Classification of gapless Z2 spin liquids in three-dimensional Kitaev models

Abstract

Frustrated quantum magnets can harbor unconventional spin liquid ground states in which the elementary magnetic moments fractionalize into new emergent degrees of freedom. While the fractionalization of quantum numbers is one of the recurring themes in modern condensed matter physics, it often remains a challenge to devise a controlled analytical framework tracking this phenomenon. A notable exception is the exactly solvable Kitaev model, in which spin degrees of freedom fractionalize into Majorana fermions and a Z2 gauge field. Here we discuss the physics of fractionalization in three-dimensional Kitaev models and demonstrate that the itinerant Majorana fermions generically form a (semi)metal which, depending on the underlying lattice structure, exhibits Majorana Fermi surfaces, nodal lines or topologically protected Weyl nodes.

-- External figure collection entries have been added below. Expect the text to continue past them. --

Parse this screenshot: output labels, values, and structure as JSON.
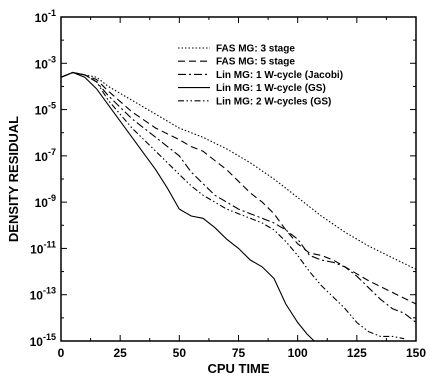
{
  "chart_data": {
    "type": "line",
    "title": "",
    "xlabel": "CPU TIME",
    "ylabel": "DENSITY RESIDUAL",
    "xlim": [
      0,
      150
    ],
    "ylim_exp": [
      -15,
      -1
    ],
    "yscale": "log",
    "grid": false,
    "legend_placement": "top-right",
    "x_ticks": [
      0,
      25,
      50,
      75,
      100,
      125,
      150
    ],
    "x_tick_labels": [
      "0",
      "25",
      "50",
      "75",
      "100",
      "125",
      "150"
    ],
    "y_ticks_exp": [
      -1,
      -3,
      -5,
      -7,
      -9,
      -11,
      -13,
      -15
    ],
    "y_tick_labels": [
      {
        "base": "10",
        "exp": "-1"
      },
      {
        "base": "10",
        "exp": "-3"
      },
      {
        "base": "10",
        "exp": "-5"
      },
      {
        "base": "10",
        "exp": "-7"
      },
      {
        "base": "10",
        "exp": "-9"
      },
      {
        "base": "10",
        "exp": "-11"
      },
      {
        "base": "10",
        "exp": "-13"
      },
      {
        "base": "10",
        "exp": "-15"
      }
    ],
    "series": [
      {
        "name": "FAS MG: 3 stage",
        "dash": "1.5,2",
        "x": [
          0,
          5,
          10,
          15,
          20,
          30,
          40,
          50,
          60,
          70,
          80,
          90,
          100,
          110,
          120,
          130,
          140,
          150
        ],
        "y_exp": [
          -3.6,
          -3.4,
          -3.5,
          -3.6,
          -4.0,
          -4.6,
          -5.2,
          -5.8,
          -6.2,
          -6.7,
          -7.3,
          -8.0,
          -8.8,
          -9.6,
          -10.3,
          -10.9,
          -11.4,
          -11.9
        ]
      },
      {
        "name": "FAS MG: 5 stage",
        "dash": "7,4",
        "x": [
          0,
          5,
          10,
          15,
          20,
          30,
          40,
          50,
          55,
          60,
          65,
          70,
          75,
          80,
          85,
          90,
          95,
          100,
          105,
          110,
          115,
          120,
          130,
          140,
          150
        ],
        "y_exp": [
          -3.6,
          -3.4,
          -3.5,
          -3.7,
          -4.2,
          -5.1,
          -5.8,
          -6.3,
          -6.6,
          -6.8,
          -7.2,
          -7.6,
          -8.1,
          -8.6,
          -9.0,
          -9.5,
          -10.2,
          -10.8,
          -11.2,
          -11.3,
          -11.5,
          -11.8,
          -12.4,
          -12.9,
          -13.4
        ]
      },
      {
        "name": "Lin MG: 1 W-cycle (Jacobi)",
        "dash": "8,3,2,3",
        "x": [
          0,
          5,
          10,
          15,
          20,
          30,
          40,
          50,
          55,
          60,
          65,
          70,
          75,
          80,
          85,
          90,
          95,
          100,
          105,
          110,
          115,
          120,
          125,
          130,
          135,
          140,
          145,
          150
        ],
        "y_exp": [
          -3.6,
          -3.4,
          -3.5,
          -3.8,
          -4.4,
          -5.4,
          -6.2,
          -7.0,
          -7.7,
          -8.2,
          -8.7,
          -9.0,
          -9.3,
          -9.5,
          -9.7,
          -9.9,
          -10.2,
          -10.6,
          -11.3,
          -11.5,
          -11.6,
          -11.8,
          -12.2,
          -12.7,
          -13.2,
          -13.6,
          -13.8,
          -14.2
        ]
      },
      {
        "name": "Lin MG: 1 W-cycle (GS)",
        "dash": "",
        "x": [
          0,
          5,
          10,
          15,
          20,
          30,
          40,
          45,
          50,
          55,
          60,
          65,
          70,
          75,
          80,
          85,
          90,
          95,
          100,
          104,
          107
        ],
        "y_exp": [
          -3.6,
          -3.4,
          -3.6,
          -4.1,
          -4.8,
          -6.2,
          -7.6,
          -8.4,
          -9.3,
          -9.6,
          -9.7,
          -10.1,
          -10.6,
          -11.0,
          -11.5,
          -11.8,
          -12.3,
          -13.4,
          -14.2,
          -14.7,
          -15.0
        ]
      },
      {
        "name": "Lin MG: 2 W-cycles (GS)",
        "dash": "6,2.5,1.5,2.5,1.5,2.5",
        "x": [
          0,
          5,
          10,
          15,
          20,
          30,
          40,
          50,
          55,
          60,
          65,
          70,
          75,
          80,
          85,
          90,
          95,
          100,
          105,
          110,
          115,
          120,
          125,
          130,
          135,
          140,
          145
        ],
        "y_exp": [
          -3.6,
          -3.4,
          -3.5,
          -3.8,
          -4.6,
          -5.8,
          -6.8,
          -7.8,
          -8.3,
          -8.7,
          -9.0,
          -9.3,
          -9.5,
          -9.7,
          -9.9,
          -10.2,
          -10.7,
          -11.3,
          -12.0,
          -12.6,
          -13.1,
          -13.6,
          -14.2,
          -14.6,
          -14.8,
          -14.8,
          -14.9
        ]
      }
    ]
  }
}
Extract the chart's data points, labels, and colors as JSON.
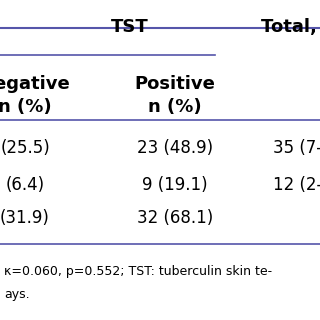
{
  "rows": [
    [
      "(25.5)",
      "23 (48.9)",
      "35 (7-"
    ],
    [
      "(6.4)",
      "9 (19.1)",
      "12 (2-"
    ],
    [
      "(31.9)",
      "32 (68.1)",
      ""
    ]
  ],
  "footnote1": "κ=0.060, p=0.552; TST: tuberculin skin te-",
  "footnote2": "ays.",
  "bg_color": "#ffffff",
  "text_color": "#000000",
  "line_color": "#5555aa",
  "tst_header": "TST",
  "total_header": "Total, n",
  "neg_header1": "Negative",
  "neg_header2": "n (%)",
  "pos_header1": "Positive",
  "pos_header2": "n (%)",
  "header_fontsize": 13,
  "body_fontsize": 12,
  "footnote_fontsize": 9,
  "fig_width": 3.2,
  "fig_height": 3.2,
  "dpi": 100
}
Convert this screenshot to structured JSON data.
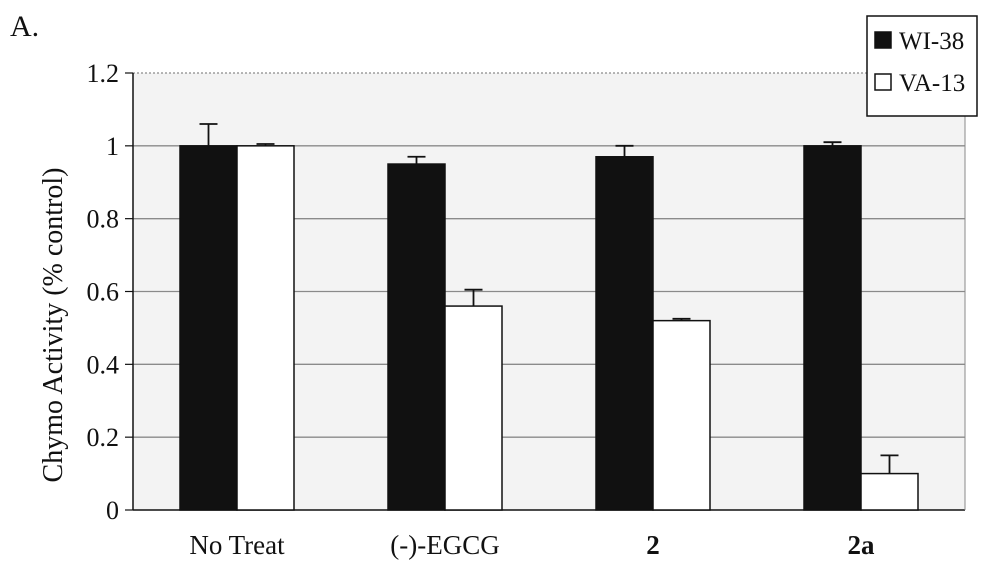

We show that the nature of these Majorana metals can be deduced from an elementary symmetry analysis of the projective time-reversal and inversion symmetries for a given lattice. This allows us to comprehensively classify the gapless spin liquids of Kitaev models for the most elementary tricoordinated lattices in three dimensions. We further expand this classification by addressing the effects of time-reversal symmetry breaking and additional interactions.